Herman Grosse has a unique place as an exponent of the theory that economic occupations have always been the determining influence in the establishment of the form of marriage and the status of women. “Restricting his examination to the conditions which lie within actual historical or ‘ethnological experience’ he seeks to demonstrate that the ‘various forms of the family correspond to the various forms of economy (Wirthschaft)’; that ‘in its essential features the character of each particular form of the family may be explained by the form of economy in which it is rooted.’”[67]
Grosse’s point of view is recognized by many writers who have given thought to the subject. Howard says, “It seems certain that the whole truth regarding the problem of kinship, as well as regarding the rise and sequence of the forms of the family, can be reached only through historical investigation of the industrial habits of mankind.”[68]
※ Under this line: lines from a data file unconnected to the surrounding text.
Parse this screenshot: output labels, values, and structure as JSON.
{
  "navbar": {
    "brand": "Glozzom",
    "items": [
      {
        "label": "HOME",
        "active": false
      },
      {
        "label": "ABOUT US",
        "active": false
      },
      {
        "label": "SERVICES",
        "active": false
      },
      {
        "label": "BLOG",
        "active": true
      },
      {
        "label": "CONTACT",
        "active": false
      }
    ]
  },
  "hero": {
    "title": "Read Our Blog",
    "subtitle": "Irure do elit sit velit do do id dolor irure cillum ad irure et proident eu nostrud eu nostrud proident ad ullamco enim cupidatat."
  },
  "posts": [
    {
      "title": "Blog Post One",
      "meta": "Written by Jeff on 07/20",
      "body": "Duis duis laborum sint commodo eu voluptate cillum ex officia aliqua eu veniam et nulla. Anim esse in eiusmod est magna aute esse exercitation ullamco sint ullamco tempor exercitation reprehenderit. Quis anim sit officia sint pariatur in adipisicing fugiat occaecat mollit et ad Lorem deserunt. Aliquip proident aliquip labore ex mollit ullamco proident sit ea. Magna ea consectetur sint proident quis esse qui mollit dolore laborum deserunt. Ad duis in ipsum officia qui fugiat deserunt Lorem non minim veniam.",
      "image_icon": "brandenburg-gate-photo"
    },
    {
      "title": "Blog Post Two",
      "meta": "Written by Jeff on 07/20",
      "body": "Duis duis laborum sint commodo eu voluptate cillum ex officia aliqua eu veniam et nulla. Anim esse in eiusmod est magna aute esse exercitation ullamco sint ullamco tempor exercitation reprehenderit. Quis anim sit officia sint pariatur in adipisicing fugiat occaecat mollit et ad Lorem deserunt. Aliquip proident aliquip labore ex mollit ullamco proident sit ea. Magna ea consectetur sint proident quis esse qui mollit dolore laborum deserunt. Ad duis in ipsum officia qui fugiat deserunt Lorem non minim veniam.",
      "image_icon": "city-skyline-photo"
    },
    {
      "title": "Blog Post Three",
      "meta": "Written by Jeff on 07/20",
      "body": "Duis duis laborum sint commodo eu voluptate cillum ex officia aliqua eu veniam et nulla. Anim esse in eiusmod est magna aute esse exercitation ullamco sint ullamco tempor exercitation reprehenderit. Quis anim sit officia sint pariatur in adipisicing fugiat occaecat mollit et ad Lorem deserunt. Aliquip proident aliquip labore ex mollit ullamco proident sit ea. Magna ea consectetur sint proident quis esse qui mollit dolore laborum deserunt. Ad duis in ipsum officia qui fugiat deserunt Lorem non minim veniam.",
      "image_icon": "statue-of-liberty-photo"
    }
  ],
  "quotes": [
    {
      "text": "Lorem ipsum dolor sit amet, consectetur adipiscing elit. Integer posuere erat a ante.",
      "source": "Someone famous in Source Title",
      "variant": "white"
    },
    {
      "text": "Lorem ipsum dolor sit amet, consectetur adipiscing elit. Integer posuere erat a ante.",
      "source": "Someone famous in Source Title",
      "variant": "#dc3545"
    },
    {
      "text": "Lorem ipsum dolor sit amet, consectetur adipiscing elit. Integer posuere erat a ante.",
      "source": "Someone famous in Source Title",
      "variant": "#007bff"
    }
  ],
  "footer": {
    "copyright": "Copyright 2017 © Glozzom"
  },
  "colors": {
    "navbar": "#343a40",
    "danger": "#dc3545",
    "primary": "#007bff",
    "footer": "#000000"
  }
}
Ward gives expression to the same idea when he says, “marriage is from the beginning an association dictated by economic needs.”[69]
No evidence existed bearing out the theory of the early prevalence of promiscuity in sexual relations other than a recognized looseness of sexual relations outside the marriage bond; or a marriage of such short duration as to warrant the appellation of temporary pairing. Where the latter custom prevails, it is the outcome of certain social conditions existing in a tribe, and not representative of a certain stage of culture.
Even in our advanced western civilization there exist small communities of peoples who stand for certain moral principles developed to such extreme forms as to shock people generally. These principles often have their basis in sexual relations and are conspicuous by virtue of their contrast to general practices. They in nowise warrant the importance given them, representing as they do a mental excrescence and not a healthy social development. The same may apply equally to primitive societies. Only where certain causes have repeatedly brought about certain results are we justified in the conclusion that certain practices were common in a stage of which we have no direct knowledge.
Speaking of promiscuity, Morgan thinks it “was limited to the period when mankind were frugivorous and within their primitive habitat, since its continuance would have been improbable after they had become fishermen and commenced their spread over the earth in dependence upon food artificially acquired. Consanguine groups would then form, with intermarriage within the group as a necessity, resulting in the formation of the consanguine family. At all events, the oldest form of society which meets us in the past through deductions from systems of consanguinity is this family. It would be in the nature of a compact on the part of several males for the joint subsistence of the group, and for the defence of their common wives against the violence of society.”[70]
Hobhouse says, “Sheer promiscuity is probably to be regarded rather as the extreme of looseness in the sexual relation than as a positive institution supported by social sanction.”[71]
Grosse finds in the different stages of industrial occupations which he designates as “lower” and “higher hunters” “pastoral peoples” “lower and higher cultivators of the soil,” prevalent forms of marriage corresponding to the occupations pursued by the men.
The Bushmen and the Esquimaux of the present time are the best representatives of the lower hunters among whom monogamy is the form of marriage. Whether the Bushmen or the Esquimaux represent a primitive type of the culture arising out of a lower stage of culture, or a degeneration from a higher type, the author does not know. But he tells us hunger plays a large part in their lives; and the lack of foresight or sense of accumulation accounts for the little advantage the few have over the many.[72]
Hobhouse says, “the strict monogamy and well-united family life of the Veddahs is partly explained by the fact that they live in great measure in isolation. In the dry season they pass their time on their hunting ground; in the wet season small groups of families will resort to some hillock which is the center of two or three hunting grounds and sometimes two or three families will reside together for a time in one cave.”[73]